As it turned out Martinelli’s slate lost but had the largest caucus in the legislature. Except, of course, that many of those initially declared elected were by the thinnest of margins and the use of public funds for vote buying was in some of the most flagrant ways. Mr. Peñaloza would not hear of it, but the Electoral Tribunal magistrates brought charges by themselves, conducted investigations that Peñaloza refused to do, and ignored the electoral prosecutor’s findings that there was no harm done. A number of legislative races went to reruns and in several of these Martinelli’s men and women lost the second time around.

Not only was Ricky that much farther from having the votes in the legislature, but the first thing he did after the election was threaten the members of his party’s caucus, telling them that he has dossiers on every one of them and would take revenge if they did not follow his orders. 

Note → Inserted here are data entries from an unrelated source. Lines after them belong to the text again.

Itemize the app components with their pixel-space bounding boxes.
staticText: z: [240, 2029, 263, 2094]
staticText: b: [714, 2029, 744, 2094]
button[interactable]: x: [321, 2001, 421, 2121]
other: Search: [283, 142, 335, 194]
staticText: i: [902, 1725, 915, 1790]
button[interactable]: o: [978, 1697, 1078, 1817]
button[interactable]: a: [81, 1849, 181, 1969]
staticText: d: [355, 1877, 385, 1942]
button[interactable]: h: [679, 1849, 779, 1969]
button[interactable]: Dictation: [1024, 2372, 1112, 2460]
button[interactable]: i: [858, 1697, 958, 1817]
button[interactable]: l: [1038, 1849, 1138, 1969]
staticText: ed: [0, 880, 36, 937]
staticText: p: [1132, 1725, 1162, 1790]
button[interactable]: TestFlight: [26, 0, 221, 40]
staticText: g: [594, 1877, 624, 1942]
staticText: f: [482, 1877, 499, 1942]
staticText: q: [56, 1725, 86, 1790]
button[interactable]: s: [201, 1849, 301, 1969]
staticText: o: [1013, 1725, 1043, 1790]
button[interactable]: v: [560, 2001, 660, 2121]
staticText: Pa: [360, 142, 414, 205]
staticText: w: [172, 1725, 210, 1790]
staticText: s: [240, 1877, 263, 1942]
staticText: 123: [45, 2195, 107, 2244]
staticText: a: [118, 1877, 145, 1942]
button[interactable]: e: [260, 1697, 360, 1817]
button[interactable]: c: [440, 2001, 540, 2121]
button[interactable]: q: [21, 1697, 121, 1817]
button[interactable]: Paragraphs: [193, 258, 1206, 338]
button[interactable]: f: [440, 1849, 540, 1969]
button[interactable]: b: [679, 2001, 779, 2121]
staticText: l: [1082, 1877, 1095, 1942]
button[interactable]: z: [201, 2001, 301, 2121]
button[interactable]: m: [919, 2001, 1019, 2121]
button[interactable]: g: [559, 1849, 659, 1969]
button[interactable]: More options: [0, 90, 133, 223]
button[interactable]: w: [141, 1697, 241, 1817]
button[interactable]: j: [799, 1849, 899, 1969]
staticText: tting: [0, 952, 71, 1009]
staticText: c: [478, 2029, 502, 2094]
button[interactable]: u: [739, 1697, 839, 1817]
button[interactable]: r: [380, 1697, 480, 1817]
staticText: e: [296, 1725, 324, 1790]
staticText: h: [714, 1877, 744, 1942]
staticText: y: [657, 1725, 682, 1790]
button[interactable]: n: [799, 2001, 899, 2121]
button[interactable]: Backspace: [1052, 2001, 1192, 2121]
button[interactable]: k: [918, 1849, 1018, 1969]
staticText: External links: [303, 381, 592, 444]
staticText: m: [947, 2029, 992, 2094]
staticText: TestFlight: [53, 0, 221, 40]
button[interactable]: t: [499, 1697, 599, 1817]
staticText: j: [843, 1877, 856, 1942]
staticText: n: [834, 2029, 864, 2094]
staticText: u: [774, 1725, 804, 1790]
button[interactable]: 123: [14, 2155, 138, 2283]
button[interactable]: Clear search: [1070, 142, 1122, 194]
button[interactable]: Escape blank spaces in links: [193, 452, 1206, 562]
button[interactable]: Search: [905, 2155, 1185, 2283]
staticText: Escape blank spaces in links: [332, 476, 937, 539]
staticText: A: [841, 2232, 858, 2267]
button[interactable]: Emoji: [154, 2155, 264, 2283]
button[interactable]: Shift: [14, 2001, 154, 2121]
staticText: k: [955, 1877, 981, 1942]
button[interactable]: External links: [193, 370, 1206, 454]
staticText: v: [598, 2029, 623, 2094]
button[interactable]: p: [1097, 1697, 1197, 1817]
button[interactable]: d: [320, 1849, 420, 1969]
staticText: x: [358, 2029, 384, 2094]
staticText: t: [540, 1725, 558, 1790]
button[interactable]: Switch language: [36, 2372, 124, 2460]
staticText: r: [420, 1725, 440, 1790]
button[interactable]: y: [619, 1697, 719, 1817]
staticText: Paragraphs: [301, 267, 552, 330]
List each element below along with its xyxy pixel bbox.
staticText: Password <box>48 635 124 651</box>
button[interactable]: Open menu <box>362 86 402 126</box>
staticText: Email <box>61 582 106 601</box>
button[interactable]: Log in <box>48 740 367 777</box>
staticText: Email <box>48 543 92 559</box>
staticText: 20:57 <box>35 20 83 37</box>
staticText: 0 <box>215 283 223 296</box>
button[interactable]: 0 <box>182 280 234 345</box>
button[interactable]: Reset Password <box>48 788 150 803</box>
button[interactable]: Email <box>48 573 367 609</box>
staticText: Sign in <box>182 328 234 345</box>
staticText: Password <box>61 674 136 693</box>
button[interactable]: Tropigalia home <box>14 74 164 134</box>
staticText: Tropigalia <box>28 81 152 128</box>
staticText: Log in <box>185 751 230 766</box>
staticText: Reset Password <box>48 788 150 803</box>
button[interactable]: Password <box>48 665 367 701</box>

So many of Martinelli’s legislators were always tránsfugas — party-jumping perpetual turncoats — anyway, and the bullying split the CD caucus. That left an assembly with a third-place (17 out of 71) caucus of President Varela’s supporters, a PRD caucus feuding and split almost down the middle after two straight general election defeats, and a CD faction divided between those who would obey the former president and those who would not. For two years a governability pact was cobbled together to keep Ricardo Martinelli from paralyzing government. Then that crumbled as people and parties began to jump off of the Varela ship. For the last year and a half or so, legislators not wanting to be identified with an unpopular president had been blocking his nominees.

A crudely kleptocratic legislature, in turn, had been getting its staffing budgets blocked by the Comptroller General’s office. A civic movement to oust all incumbent elected officials has arisen alongside the budget scandals.

Arrangements seem to have been made. The comptroller is signing legislative payrolls again. The Electoral Tribunal is taking steps to suppress the #NoALaReelección movement. Stalled Varela appointments are now getting through the legislature. One of these is the replacement for Eduardo Peñaloza, who by the calendar of his term was supposed to leave office at the end of this past December. María Pérez is the one anointed by the president.

Ah, but via kickbacks from overpriced contracts for the sale price, and then by the channeling of government advertising while he was president, Ricky Martinelli has a media empire. Which is protesting about the possibility of a new electoral prosecutor in the middle of a campaign season. Which is complaining that Ms. Pérez de Preciado comes from the Electoral Tribunal apparatus rather than a party machine, so therefore must lack independence from the magistrates. But then Martinelli is claiming that he’s too mentally ill to stand trial for theft and eavesdropping, the government shrinks sort of agree and it doesn’t seem like the rants in his newspapers carry so much weight anymore.